Pathways and Walkways
Paths are the arteries of the garden. Select materials that enhance walks, complement the planting on either side, and match the garden style: bricks or gravel fit a cottage-style garden, while more up-to-date materials, such as concrete and composites, suit a modern space.
The same material can be used to different effect, depending on how you use it. For example, pavers placed perpendicular to the path tend to slow walking pace and invite the walker's attention to the surroundings, while pavers layed lengthways give a sense of motion, as in this traditional brick path which leads to a cottage gate.
A random paving pattern gets an orderly edge from an clean, sharp strip made from the same material. Although difficult to construct, the light-coloured textured path works well against the still water of the pond.
Combining different materials, textures and levels can bring eye-popping drama to paving and decking designs.
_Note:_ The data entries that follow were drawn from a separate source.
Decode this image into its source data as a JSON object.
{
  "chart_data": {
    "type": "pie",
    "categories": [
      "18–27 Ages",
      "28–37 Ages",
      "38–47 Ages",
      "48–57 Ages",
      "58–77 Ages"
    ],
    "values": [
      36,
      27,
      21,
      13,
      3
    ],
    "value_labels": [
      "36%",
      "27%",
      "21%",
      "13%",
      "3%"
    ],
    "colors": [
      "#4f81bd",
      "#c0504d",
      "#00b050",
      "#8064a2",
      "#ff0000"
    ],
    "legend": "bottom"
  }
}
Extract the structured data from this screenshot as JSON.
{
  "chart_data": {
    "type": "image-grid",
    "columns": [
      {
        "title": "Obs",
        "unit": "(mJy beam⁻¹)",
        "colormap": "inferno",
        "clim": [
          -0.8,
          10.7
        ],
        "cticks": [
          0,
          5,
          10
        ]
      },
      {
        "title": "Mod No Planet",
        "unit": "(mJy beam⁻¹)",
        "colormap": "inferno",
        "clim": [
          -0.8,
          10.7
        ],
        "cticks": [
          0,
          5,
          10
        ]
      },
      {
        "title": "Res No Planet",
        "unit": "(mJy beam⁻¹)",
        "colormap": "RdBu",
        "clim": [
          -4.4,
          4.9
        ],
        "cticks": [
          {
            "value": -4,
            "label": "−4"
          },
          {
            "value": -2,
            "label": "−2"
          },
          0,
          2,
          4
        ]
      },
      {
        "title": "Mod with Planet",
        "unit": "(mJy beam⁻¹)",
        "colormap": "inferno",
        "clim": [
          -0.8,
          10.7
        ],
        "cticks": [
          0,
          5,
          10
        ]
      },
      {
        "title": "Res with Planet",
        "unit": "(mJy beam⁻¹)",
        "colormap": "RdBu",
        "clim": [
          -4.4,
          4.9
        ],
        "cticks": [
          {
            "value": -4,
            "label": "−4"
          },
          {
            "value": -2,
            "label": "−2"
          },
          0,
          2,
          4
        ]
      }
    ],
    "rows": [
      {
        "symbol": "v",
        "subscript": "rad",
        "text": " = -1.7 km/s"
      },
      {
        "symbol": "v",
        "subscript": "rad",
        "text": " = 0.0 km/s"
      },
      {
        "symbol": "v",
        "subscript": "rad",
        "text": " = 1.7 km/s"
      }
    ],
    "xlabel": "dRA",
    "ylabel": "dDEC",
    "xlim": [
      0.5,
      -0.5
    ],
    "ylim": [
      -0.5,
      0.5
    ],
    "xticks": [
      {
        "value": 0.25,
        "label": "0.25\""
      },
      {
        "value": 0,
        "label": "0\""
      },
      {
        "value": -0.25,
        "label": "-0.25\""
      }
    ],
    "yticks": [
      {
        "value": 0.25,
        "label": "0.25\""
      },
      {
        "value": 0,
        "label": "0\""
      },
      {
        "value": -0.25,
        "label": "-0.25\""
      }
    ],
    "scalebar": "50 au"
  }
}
Stark but well-matched contrasts in color and texture can highlight key features and define and separate areas of the garden. To avoid extra work and higher costs, think carefully about your colors and choose pre-sized, coordinating materials. More complex construction techniques may be required when working with materials of varying thicknesses and where a different foundation is needed; you may need to consult an expert to get the look and construction quality you want.
Here, soft raised decking and a hard stone floor combine to maintain interest across four levels.
Stones and Mosaic
Set on a concrete foundation, small stone blocks and mosaic tiles create a decorative pattern around trees and contrast with the surrounding gravel.
Most paving materials require an edge to contain them; poured concrete and materials set on a concrete slab are exceptions. The edge can be ornate or functional or both, as with this crisp geometric design. It can be used to connect or separate different materials or areas of planting. If you prefer to let plants creep onto your gravel pathway, you don't need an edge.
Loose pebbles make an informal edge between deck boards and a water feature.
Slate and Stones
This bold design is created by framing slate paving with stone granite setts.